The real problem in this regard seems to be that there is no International cyber law treaty that is universally followed. Different countries have different cyber laws and this result in confusion and non enforcement. Even there is no international cyber security treaty that can be followed globally. International cyber law treaty and Indian role cannot be underestimated in this regard.

India must stress upon formulation of an international cyber law treaty to safeguard the interests of its own citizens as countries like US are doing in the absence of mutual cooperation.

Wednesday, January 11, 2012

Electronic Authentication Policy Of India

Electronic authentication (e-authentication) is a very useful service provided it is safe, secure and reliable. Similarly, e-authentication must also be supported by a sound legal framework that governs its uses and abuses.

We have no e-authentication policy in India. Even we have no legal framework for e-authentication in India. Although some efforts in this regard were made through the Aadhar project of India yet the very constitution and functioning of Aadhar project is unconstitutional. For some strange reasons, the unique identification authority of India (UIDAI), which is managing the Aadhar project, thinks that it is above constitution of India. This attitude of Aadhar and UIDAI has brought it to a stage where it is about to be scrapped.

So as on date we have no legal framework for e-authentication in India, no authority that can deal with e-authentication in India and no policy framework for e-authentication in India that has been implemented at the national level. If this is not enough, we have no encryption usage policy of India that can ensure cyber security of e-authentication in India.

If both cyber security in India and use of encryption in India are missing, the credibility of any e-authentication system is in great doubt. Possibility of data breaches and cyber attacks cannot be ruled out. Securing of critical national infrastructure of India from cyber attacks has still not achieved and introducing an e-authentication system without robust cyber security is not a wise move.

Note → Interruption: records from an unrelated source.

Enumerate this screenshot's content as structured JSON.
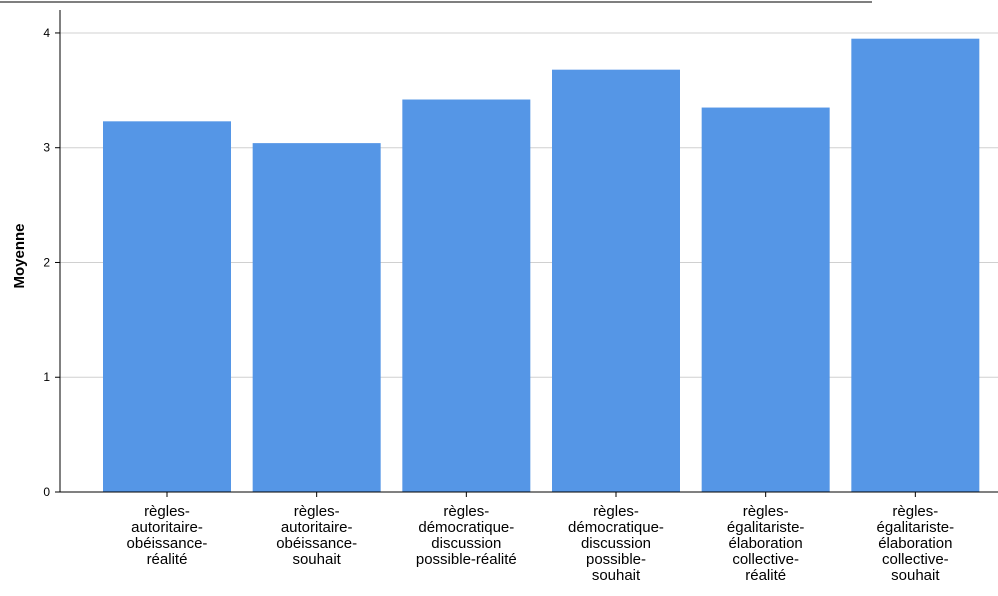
{
  "chart_data": {
    "type": "bar",
    "categories": [
      "règles-autoritaire-obéissance-réalité",
      "règles-autoritaire-obéissance-souhait",
      "règles-démocratique-discussion possible-réalité",
      "règles-démocratique-discussion possible-souhait",
      "règles-égalitariste-élaboration collective-réalité",
      "règles-égalitariste-élaboration collective-souhait"
    ],
    "category_label_lines": [
      [
        "règles-",
        "autoritaire-",
        "obéissance-",
        "réalité"
      ],
      [
        "règles-",
        "autoritaire-",
        "obéissance-",
        "souhait"
      ],
      [
        "règles-",
        "démocratique-",
        "discussion",
        "possible-réalité"
      ],
      [
        "règles-",
        "démocratique-",
        "discussion",
        "possible-",
        "souhait"
      ],
      [
        "règles-",
        "égalitariste-",
        "élaboration",
        "collective-",
        "réalité"
      ],
      [
        "règles-",
        "égalitariste-",
        "élaboration",
        "collective-",
        "souhait"
      ]
    ],
    "values": [
      3.23,
      3.04,
      3.42,
      3.68,
      3.35,
      3.95
    ],
    "ylabel": "Moyenne",
    "xlabel": "",
    "ylim": [
      0,
      4.2
    ],
    "yticks": [
      0,
      1,
      2,
      3,
      4
    ],
    "grid": true,
    "bar_color": "#5596E6",
    "grid_color": "#d0d0d0"
  }
}
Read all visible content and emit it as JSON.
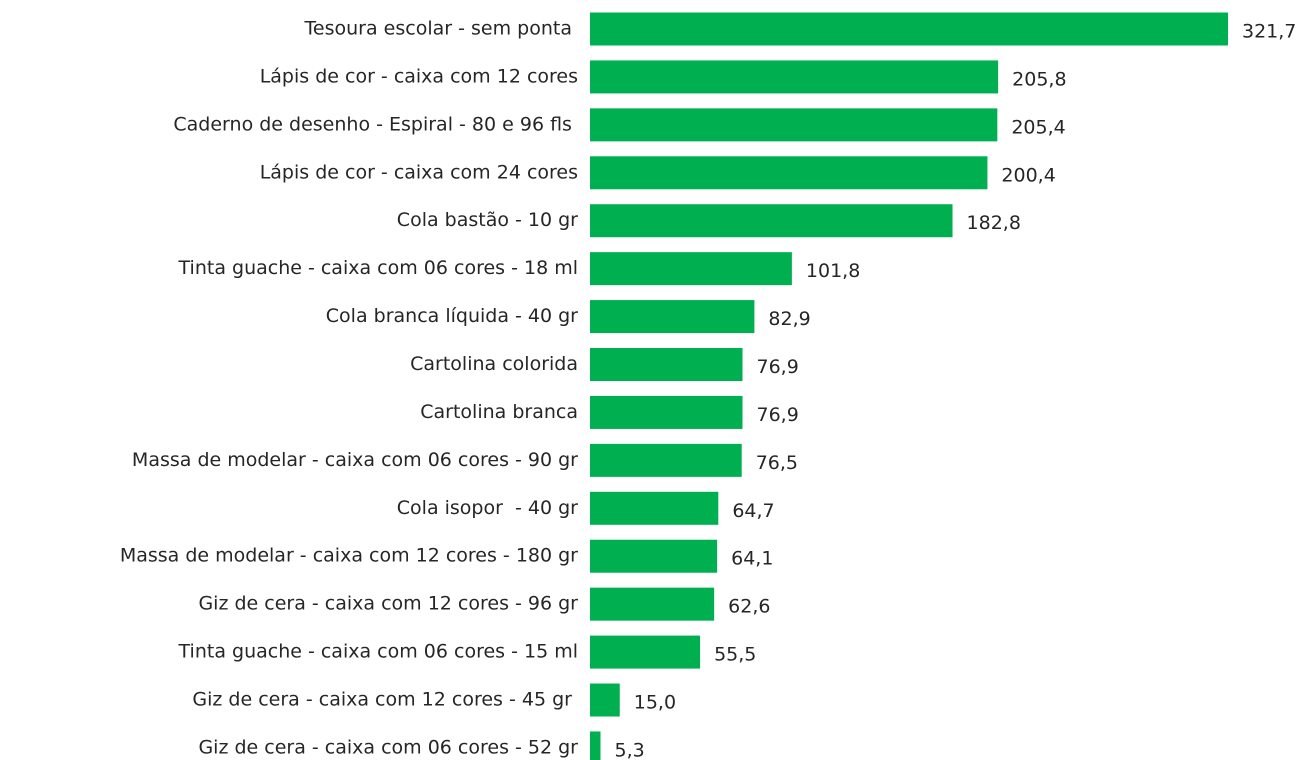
{
  "chart_data": {
    "type": "bar",
    "orientation": "horizontal",
    "color": "#00b050",
    "categories": [
      "Tesoura escolar - sem ponta ",
      "Lápis de cor - caixa com 12 cores",
      "Caderno de desenho - Espiral - 80 e 96 fls ",
      "Lápis de cor - caixa com 24 cores",
      "Cola bastão - 10 gr",
      "Tinta guache - caixa com 06 cores - 18 ml",
      "Cola branca líquida - 40 gr",
      "Cartolina colorida",
      "Cartolina branca",
      "Massa de modelar - caixa com 06 cores - 90 gr",
      "Cola isopor  - 40 gr",
      "Massa de modelar - caixa com 12 cores - 180 gr",
      "Giz de cera - caixa com 12 cores - 96 gr",
      "Tinta guache - caixa com 06 cores - 15 ml",
      "Giz de cera - caixa com 12 cores - 45 gr ",
      "Giz de cera - caixa com 06 cores - 52 gr"
    ],
    "values": [
      321.7,
      205.8,
      205.4,
      200.4,
      182.8,
      101.8,
      82.9,
      76.9,
      76.9,
      76.5,
      64.7,
      64.1,
      62.6,
      55.5,
      15.0,
      5.3
    ],
    "value_labels": [
      "321,7",
      "205,8",
      "205,4",
      "200,4",
      "182,8",
      "101,8",
      "82,9",
      "76,9",
      "76,9",
      "76,5",
      "64,7",
      "64,1",
      "62,6",
      "55,5",
      "15,0",
      "5,3"
    ]
  }
}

The cyber security trends in India 2011 by Perry4Law Techno Legal Base (PTLB) indicate that cyber security in India is still ignored by various stakeholders. Whether it is banks or strategic computers of Indian government, all of them have proved to be vulnerable to cyber attacks.

E-authentication is also useful for providing mobile banking services in India. Cyber security of Internet banking in India is still poor and e-banking risks in India are abundant. Mobile banking cyber security in India is still to be established before it can be explored in India.

E-authentication cannot succeed in India till we take care of various techno legal policy issues. Without removing various obstacle of e-authentication, using the same in India would create more problem than solutions providing.